Cyber security researchers at Crowdstrike have discovered the first-ever crypto jacking campaign targeting Kubernetes infrastructure and involving the Dero cryptocurrency minting.
“Dero’s new crypto-jacking operation focuses on placing Kubernetes clusters with anonymous access enabled on a Kubernetes API and listening on non-standard ports accessible from the Internet.”
Omnia to pass
The attack is pursued by financially monitored actors performing:
- Kubelet authorization, allows different information packets to be sent on the server to open all requests anonymously.
- Daemonset to ensure that all nodes run a copy of a Pod.
- DaemonSet’s YAML file to orchestrate to run a Docker image that contains a “pause” binary, which is the Dero coin miner.
“In a legitimate Kubernetes deployment, ‘pause’ containers are used by Kubernetes to bootstrap a pod,” the company noted. “Attackers may have used this name to blend in to avoid obvious detection.”

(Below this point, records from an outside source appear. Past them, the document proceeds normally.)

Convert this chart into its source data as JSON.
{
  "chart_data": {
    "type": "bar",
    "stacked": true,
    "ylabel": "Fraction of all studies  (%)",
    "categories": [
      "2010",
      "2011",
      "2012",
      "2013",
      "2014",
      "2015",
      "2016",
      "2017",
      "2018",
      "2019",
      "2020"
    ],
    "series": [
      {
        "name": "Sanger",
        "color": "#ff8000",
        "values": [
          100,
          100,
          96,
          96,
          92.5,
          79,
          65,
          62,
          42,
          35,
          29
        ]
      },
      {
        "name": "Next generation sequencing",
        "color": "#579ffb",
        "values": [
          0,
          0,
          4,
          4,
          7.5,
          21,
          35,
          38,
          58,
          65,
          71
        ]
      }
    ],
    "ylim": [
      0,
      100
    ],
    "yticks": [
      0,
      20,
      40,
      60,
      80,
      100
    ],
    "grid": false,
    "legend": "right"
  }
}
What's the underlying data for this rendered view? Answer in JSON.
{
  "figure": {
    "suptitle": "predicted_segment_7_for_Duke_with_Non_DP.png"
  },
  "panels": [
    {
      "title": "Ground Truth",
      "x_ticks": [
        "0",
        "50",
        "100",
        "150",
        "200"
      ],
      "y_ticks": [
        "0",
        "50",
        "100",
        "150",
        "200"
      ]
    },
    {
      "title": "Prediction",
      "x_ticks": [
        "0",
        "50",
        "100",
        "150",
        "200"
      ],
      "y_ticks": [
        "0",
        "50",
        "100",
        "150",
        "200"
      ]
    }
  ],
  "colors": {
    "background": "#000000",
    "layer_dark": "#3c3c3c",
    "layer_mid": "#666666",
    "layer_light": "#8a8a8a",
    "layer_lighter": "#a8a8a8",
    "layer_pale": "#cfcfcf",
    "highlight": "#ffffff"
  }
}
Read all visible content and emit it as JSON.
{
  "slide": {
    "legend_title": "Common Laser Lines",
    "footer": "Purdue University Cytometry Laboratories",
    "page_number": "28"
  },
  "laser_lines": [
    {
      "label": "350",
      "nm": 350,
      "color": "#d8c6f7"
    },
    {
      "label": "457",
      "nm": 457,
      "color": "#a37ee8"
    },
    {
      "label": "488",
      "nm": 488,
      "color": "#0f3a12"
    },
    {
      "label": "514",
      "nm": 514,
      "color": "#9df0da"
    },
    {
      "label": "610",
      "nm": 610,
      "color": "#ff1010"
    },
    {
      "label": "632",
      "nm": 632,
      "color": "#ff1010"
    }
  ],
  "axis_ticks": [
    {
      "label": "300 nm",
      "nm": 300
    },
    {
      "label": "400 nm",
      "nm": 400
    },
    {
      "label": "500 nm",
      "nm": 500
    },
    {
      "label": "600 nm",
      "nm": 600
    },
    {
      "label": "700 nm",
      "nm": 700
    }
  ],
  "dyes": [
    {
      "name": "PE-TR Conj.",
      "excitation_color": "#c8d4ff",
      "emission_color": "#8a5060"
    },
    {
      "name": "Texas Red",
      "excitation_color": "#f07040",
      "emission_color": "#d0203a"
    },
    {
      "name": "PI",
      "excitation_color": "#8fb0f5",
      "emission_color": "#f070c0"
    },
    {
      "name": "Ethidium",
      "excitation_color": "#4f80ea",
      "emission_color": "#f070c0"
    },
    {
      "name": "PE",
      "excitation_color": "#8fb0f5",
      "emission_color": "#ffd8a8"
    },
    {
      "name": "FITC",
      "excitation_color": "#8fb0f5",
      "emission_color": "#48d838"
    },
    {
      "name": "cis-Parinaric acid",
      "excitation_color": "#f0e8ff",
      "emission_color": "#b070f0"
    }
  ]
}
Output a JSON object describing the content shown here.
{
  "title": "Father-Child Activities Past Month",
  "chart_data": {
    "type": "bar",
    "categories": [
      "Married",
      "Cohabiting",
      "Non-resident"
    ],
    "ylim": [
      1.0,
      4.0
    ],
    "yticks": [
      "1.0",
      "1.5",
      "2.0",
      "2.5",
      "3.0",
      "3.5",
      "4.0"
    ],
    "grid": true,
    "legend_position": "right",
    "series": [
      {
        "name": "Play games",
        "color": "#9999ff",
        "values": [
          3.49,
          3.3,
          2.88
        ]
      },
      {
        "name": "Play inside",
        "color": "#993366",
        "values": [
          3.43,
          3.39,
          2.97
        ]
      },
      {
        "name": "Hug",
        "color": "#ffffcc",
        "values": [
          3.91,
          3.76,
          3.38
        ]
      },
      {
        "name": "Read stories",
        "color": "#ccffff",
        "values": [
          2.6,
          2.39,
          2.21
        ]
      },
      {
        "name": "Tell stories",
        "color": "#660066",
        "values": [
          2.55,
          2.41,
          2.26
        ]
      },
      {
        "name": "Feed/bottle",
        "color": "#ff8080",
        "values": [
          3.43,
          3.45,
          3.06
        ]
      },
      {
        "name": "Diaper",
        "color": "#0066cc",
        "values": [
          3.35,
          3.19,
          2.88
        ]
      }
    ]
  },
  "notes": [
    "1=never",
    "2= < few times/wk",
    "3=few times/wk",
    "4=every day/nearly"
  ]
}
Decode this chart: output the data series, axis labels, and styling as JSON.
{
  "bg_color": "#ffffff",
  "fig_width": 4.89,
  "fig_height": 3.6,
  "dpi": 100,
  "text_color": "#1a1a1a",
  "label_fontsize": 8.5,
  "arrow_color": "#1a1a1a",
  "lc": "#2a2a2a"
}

Workaround to prevent Kubernetes attacks
To protect against Kubernetes attacks, it is important to follow security best practices such as:
- Keeping Kubernetes components up-to-date with the latest security patches and updates.
- Limiting access to the Kubernetes control plane and workloads to authorized users and applications.
- Implementing strong authentication and authorization controls, such as multi-factor authentication, RBAC, and network policies.
- Securing container images and workloads with best practices such as using a trusted image registry, scanning images for vulnerabilities, and applying resource limits.
- Monitoring Kubernetes clusters for suspicious activity using tools such as Kubernetes audit logs, network traffic analysis, and intrusion detection systems.
“As Kubernetes has become the most popular container orchestrator in the world, attackers have opportunistically targeted Kubernetes and Docker misconfigurations, design weaknesses, and zero-day vulnerabilities,” the researchers conclude.
Paradigm shift to safety
With advancements in crimes, there is a need to change the approach toward security. An adversary-focused approach to cloud security that stops attackers from exploiting modern enterprise cloud environments is very important to deploy in organizations.
Also, combining agent-based and agentless protection in a single, unified platform experience with integrated threat intelligence has become essential. This is how comprehensive visibility, detection, and remediation to secure cloud workloads can be maintained.